Physician Assistant Exam: How to Diagnose Diverticulosis and Diverticulitis - dummies

Physician Assistant Exam: How to Diagnose Diverticulosis and Diverticulitis

By Barry Schoenborn, Richard Snyder

One of the most common conditions the Physician Assistant Exam will question you about occurs in the older population and is termed diverticulosis, which is simply an outpouching or formation of pockets of the colonic mucosa through weaknesses in the intestinal wall. This pouching most commonly occurs in the sigmoid colon.

Realize that diverticulosis is a leading cause of hematochezia as well. For the most part, diverticulosis is painless, and the bleeding associated with it is painless bleeding.

For PANCE purposes, be aware of the factors that increase the risk of developing diverticulosis: older age, a Western-based diet (low in fiber content with excessive meat ingestion), and abnormal bowel habits, including straining and constipation.

One complication of diverticulosis is diverticulitis, an infection of the diverticula.
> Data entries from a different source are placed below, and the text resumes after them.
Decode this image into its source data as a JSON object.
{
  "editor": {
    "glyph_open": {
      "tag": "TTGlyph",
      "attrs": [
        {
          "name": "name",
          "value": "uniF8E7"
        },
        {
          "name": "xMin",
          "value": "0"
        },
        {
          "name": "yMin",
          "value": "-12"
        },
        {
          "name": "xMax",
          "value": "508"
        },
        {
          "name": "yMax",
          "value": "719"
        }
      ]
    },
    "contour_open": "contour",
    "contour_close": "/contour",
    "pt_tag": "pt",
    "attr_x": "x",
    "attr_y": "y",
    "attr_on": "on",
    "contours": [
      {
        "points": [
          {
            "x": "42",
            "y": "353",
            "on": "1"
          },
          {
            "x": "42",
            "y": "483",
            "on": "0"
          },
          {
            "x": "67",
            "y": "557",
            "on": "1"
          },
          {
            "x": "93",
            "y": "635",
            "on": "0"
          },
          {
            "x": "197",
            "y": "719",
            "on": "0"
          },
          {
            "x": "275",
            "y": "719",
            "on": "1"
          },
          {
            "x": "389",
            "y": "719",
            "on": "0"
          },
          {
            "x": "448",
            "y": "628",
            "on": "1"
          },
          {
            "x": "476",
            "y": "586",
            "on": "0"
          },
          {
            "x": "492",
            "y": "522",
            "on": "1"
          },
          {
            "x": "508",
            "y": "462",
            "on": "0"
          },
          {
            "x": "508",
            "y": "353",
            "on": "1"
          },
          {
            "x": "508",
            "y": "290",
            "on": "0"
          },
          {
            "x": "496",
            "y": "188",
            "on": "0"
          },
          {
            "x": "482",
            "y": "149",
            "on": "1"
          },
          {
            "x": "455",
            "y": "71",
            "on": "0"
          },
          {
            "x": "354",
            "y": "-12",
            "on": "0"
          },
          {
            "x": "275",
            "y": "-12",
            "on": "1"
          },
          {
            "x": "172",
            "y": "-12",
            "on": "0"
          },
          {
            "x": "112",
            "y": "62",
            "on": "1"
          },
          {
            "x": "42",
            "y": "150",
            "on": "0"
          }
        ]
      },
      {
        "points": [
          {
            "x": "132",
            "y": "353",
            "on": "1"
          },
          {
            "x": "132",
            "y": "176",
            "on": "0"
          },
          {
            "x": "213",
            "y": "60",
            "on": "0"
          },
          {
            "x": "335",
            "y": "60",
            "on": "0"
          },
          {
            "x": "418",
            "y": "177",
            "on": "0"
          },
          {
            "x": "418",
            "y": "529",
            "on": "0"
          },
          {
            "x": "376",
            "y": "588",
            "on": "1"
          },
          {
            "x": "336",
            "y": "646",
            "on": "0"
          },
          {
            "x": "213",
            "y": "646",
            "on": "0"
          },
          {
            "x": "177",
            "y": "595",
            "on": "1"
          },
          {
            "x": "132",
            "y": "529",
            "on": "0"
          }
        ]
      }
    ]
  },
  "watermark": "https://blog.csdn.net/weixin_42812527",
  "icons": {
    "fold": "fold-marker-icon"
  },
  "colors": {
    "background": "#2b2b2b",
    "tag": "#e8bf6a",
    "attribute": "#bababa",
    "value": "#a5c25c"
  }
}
Here are some key points:

  • Symptoms of diverticulitis include acute left lower-quadrant abdominal pain and fever. Labs can show a leukocytosis. The diagnosis can be confirmed by a CT scan.
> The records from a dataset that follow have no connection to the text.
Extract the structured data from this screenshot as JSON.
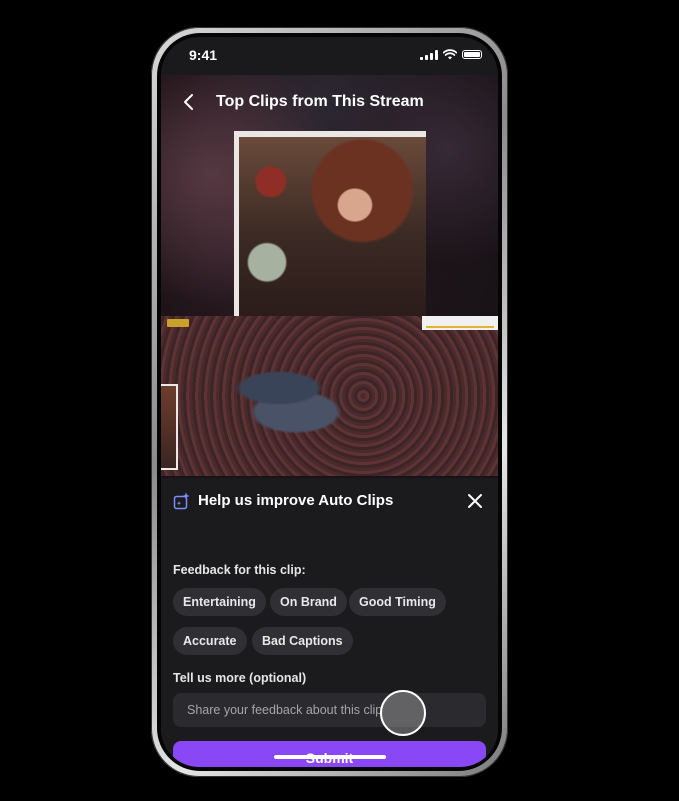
{
  "status_bar": {
    "time": "9:41"
  },
  "header": {
    "title": "Top Clips from This Stream"
  },
  "feedback_sheet": {
    "title": "Help us improve Auto Clips",
    "feedback_label": "Feedback for this clip:",
    "chips": [
      "Entertaining",
      "On Brand",
      "Good Timing",
      "Accurate",
      "Bad Captions"
    ],
    "more_label": "Tell us more (optional)",
    "input_placeholder": "Share your feedback about this clip",
    "submit_label": "Submit"
  },
  "colors": {
    "accent": "#8a47f5",
    "sheet_bg": "#1b1b1e",
    "chip_bg": "#303034"
  }
}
  • Mild cases can be managed as an outpatient with a low-residue diet, clear liquids, and an oral antibiotic. Moderate to severe cases are often treated in the hospital. Treatment includes making the patient NPO, giving intravenous fluids, and ordering intravenous antibiotics. The most common antibiotics prescribed are metronidazole (Flagyl) and a fluoroquinolone such as levofloxacin (Levaquin) or ciprofloxacin (Cipro).

  • Complications of diverticulitis can include perforation, abscess, bleeding, obstruction, and/or fistula formation. Again, diagnosis is via CT scan. A localized abscess is often amenable to CT-guided drainage.

  • With diverticulitis, the third time’s the charm. After three attacks, discuss the need for possible surgery with the patient. Surgical options can include a hemicolectomy with reanastomosis or a colostomy initially if significant inflammation is involved.